Depuis le XXème siècle nous n’avons pas encore déterminé avec exactitude les conséquences psychologiques des trajets en bus sur nos esprits, quelle modification du cerveau cela entraîne, au fil du temps, mais nous savons que n’importe quel autobus est un moyen pour penser et se déplacer. C’est mondial.

Toute personne qui, un jour, est monté dans un bus le sait. C’est aussi universel que le mouvement. Cela existe sur tous les continents.

La dérive en bus de nuit est simple : monter dans n’importe quel véhicule et descendre à n’importe quel arrêt, pour en prendre un autre et ainsi de suite, pendant des heures, jusqu’à ce que l’on soit calmé.

Changer de bus est une façon discrète et adroite de se changer les idées.

C’est un sport complet. C’est devenu une mode, en ville.

Et comme tout jeu c’est aussi effrayant.

Très peu de gens l’avouent, et encore moins s’en vantent, mais vous n’ignorez pas que les bus la nuit sont remplis de gens qui pratiquent la dérive en bus, pour calmer leurs émotions par exemple. Quand leur cœur bat trop vite, quand elles se sentent trop chaudes, certaines personnes utilisent les transports en bus comme du stop émotion.

Certains le pratiquent en l’ignorant et toutes les lignes de bus ont leur Monsieur ou Madame Jourdain descendus du Bourgeois Gentilhomme de Molière qui découvrent un jour le bus comme autrefois ils ont découvert la prose.

MONSIEUR JOURDAIN

(…) Il faut que je vous fasse une confidence. Je suis amoureux d’une personne de grande qualité, et je souhaiterais que vous m’aidassiez à lui écrire quelque chose dans un petit billet que je veux laisser tomber à ses pieds.

LE  MAÎTRE  DE  PHILOSOPHIE

Fort bien.

MONSIEUR JOURDAIN

Cela sera galant, oui.

LE  MAÎTRE  DE  PHILOSOPHIE

Sans doute. Sont-ce des vers que vous lui voulez écrire ?

MONSIEUR JOURDAIN

Non, non ; point de vers.

LE  MAÎTRE  DE  PHILOSOPHIE

Vous ne voulez que de la prose ?

MONSIEUR JOURDAIN

Non, je ne veux ni prose ni vers.

LE  MAÎTRE  DE  PHILOSOPHIE

Il faut bien que ce soit l’un ou l’autre.

MONSIEUR JOURDAIN

Pourquoi ?

LE  MAÎTRE  DE  PHILOSOPHIE

Par la raison, monsieur, qu’il n’y a, pour s’exprimer, que la prose ou les vers.

MONSIEUR JOURDAIN

Il n’y a que la prose ou les vers ?

LE  MAÎTRE  DE  PHILOSOPHIE

Non, monsieur.
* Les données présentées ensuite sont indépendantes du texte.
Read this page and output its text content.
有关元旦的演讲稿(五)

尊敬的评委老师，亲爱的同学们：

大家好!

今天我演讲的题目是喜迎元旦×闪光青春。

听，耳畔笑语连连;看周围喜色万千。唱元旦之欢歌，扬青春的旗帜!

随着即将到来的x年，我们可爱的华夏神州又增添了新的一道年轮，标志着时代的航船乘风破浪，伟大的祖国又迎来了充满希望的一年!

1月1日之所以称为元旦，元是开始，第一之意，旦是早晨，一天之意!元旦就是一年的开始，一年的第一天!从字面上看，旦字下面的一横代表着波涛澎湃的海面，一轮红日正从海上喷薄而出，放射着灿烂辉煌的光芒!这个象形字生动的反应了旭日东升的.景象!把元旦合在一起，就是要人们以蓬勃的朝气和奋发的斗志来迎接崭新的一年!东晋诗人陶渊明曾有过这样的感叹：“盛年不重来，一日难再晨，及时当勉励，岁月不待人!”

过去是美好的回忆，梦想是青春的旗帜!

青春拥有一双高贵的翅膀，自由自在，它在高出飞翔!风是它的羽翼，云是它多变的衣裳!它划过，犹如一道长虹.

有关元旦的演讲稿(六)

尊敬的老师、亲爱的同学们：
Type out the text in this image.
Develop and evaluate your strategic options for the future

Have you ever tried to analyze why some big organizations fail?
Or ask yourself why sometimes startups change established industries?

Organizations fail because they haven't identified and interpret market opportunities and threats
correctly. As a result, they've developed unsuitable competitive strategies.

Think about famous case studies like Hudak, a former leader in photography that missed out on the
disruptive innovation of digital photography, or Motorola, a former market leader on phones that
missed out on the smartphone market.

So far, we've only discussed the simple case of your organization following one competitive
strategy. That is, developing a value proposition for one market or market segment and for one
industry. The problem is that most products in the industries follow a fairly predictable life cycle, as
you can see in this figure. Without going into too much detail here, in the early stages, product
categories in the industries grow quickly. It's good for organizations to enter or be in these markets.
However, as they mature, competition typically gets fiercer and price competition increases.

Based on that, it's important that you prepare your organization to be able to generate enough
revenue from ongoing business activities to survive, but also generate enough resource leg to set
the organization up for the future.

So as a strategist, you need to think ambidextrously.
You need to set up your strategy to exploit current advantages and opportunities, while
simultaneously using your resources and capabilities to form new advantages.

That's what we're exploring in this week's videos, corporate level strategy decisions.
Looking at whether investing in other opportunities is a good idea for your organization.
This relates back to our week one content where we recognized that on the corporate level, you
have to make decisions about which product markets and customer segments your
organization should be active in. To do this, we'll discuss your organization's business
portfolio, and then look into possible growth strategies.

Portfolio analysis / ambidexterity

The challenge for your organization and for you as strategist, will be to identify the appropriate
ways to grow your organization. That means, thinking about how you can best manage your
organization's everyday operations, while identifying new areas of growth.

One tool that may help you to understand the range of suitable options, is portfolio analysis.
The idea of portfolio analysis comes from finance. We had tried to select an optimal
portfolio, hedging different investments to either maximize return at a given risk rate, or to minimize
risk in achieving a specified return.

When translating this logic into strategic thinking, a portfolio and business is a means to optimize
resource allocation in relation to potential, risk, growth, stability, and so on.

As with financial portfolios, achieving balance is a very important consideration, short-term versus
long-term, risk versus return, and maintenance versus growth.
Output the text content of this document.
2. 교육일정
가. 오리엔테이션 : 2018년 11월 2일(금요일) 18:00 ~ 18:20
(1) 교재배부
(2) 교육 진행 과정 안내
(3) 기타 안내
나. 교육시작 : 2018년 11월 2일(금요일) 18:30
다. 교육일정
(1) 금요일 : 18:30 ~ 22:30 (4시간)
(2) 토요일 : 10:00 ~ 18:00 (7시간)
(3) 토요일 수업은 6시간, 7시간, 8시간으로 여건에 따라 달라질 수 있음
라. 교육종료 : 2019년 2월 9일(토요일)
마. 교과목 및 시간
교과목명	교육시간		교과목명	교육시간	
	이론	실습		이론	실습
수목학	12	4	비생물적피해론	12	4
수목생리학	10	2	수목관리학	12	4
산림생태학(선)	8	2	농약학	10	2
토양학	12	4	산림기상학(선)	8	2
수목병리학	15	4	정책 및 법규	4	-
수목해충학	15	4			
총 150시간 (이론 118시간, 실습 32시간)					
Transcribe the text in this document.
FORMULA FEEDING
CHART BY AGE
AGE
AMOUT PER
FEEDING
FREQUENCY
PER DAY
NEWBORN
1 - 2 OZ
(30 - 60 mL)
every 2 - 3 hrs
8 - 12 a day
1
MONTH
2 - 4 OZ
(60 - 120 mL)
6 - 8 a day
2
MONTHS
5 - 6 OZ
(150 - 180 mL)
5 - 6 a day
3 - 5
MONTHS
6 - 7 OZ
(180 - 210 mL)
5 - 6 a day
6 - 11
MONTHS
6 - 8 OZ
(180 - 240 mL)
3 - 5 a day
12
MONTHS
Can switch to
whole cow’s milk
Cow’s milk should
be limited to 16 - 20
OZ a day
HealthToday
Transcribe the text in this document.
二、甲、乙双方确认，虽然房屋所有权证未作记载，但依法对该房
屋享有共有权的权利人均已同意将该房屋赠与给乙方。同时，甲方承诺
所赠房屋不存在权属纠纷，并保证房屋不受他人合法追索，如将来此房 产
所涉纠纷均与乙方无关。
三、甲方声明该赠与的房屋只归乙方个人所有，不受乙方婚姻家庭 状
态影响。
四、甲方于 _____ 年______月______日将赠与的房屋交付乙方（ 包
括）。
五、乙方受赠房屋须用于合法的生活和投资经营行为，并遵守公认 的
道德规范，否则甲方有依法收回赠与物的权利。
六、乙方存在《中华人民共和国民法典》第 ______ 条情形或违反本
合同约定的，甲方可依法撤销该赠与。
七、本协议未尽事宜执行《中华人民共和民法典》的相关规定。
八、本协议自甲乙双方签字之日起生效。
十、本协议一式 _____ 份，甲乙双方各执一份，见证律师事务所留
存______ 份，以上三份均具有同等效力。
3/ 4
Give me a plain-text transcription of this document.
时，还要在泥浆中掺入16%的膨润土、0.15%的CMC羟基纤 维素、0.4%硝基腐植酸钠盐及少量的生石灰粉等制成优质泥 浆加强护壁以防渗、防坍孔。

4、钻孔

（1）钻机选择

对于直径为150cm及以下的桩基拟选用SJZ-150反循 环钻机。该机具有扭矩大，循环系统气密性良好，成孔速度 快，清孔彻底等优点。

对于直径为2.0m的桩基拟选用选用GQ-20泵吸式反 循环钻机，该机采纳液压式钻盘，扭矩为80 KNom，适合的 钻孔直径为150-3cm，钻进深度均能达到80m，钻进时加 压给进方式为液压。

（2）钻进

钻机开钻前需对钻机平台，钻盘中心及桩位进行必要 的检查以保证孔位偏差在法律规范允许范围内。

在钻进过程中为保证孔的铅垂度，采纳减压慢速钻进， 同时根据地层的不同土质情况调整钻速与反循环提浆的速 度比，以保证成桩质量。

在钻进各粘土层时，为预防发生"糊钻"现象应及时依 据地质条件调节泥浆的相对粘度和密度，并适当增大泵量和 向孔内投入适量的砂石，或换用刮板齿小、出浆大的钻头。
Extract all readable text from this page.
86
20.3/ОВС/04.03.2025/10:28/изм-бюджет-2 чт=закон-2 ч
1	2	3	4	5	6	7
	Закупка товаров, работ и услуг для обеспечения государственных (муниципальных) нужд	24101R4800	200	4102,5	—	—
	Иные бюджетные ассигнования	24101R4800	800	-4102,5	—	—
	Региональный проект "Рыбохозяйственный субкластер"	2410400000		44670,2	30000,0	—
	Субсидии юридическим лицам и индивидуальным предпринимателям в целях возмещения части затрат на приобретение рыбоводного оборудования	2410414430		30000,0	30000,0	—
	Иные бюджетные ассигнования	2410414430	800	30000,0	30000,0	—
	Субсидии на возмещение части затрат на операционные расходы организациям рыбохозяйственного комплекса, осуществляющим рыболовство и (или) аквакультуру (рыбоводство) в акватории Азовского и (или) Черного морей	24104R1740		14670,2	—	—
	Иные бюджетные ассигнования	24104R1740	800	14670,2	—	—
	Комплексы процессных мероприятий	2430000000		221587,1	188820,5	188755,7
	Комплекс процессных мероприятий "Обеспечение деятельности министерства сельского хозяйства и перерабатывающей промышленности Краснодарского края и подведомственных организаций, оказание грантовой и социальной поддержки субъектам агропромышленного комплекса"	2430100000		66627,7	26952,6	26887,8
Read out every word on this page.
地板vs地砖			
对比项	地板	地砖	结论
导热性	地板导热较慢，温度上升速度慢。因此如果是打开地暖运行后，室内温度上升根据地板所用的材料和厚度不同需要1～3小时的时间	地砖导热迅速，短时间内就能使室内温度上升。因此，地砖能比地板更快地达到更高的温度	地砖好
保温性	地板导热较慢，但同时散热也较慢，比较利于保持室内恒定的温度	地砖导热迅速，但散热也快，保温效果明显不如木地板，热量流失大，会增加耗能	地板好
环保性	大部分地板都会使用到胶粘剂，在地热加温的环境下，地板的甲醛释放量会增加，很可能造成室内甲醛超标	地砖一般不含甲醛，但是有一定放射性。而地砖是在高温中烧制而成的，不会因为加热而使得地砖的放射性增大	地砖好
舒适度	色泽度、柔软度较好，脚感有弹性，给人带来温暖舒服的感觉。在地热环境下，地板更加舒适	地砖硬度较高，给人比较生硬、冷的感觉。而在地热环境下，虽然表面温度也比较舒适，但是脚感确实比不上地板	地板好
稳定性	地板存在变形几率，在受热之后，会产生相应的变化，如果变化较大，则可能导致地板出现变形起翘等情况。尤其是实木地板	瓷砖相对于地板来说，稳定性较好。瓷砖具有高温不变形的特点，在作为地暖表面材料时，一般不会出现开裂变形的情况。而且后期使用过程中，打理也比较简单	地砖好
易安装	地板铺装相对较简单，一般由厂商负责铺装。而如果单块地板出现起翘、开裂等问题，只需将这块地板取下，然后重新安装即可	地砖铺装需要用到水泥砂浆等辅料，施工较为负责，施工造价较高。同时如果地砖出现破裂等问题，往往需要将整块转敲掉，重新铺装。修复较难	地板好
Tout ce qui n’est point prose est vers, et tout ce qui n’est point vers est prose.

MONSIEUR JOURDAIN

Et comme l’on parle, qu’est-ce que c’est donc que cela ?

LE  MAÎTRE  DE  PHILOSOPHIE

De la prose.

MONSIEUR JOURDAIN

Quoi ! quand je dis : « Nicole, apportez-moi mes pantoufles, et me donnez mon bonnet de nuit », c’est de la prose ?

LE  MAÎTRE  DE  PHILOSOPHIE

Oui, monsieur.

MONSIEUR JOURDAIN

Par ma foi, il y a plus de quarante ans que je dis de la prose sans que j’en susse rien, et je vous suis le plus obligé du monde de m’avoir appris cela.

 

Comme il y a de l’art brut, il y a de la dérive brute.

Pour ma part j’ai toujours rêvé de ça, surtout à cause de la sensation étrange et mystérieuse, berçante, onirique.

J’ai souvent envie de me mettre à la dérive en bus de nuit parce que j’ai l’impression que je pourrais mieux ressentir notre ville et les efforts de la municipalité pour changer la réalité, pour transformer notre ville en mégalopole globale.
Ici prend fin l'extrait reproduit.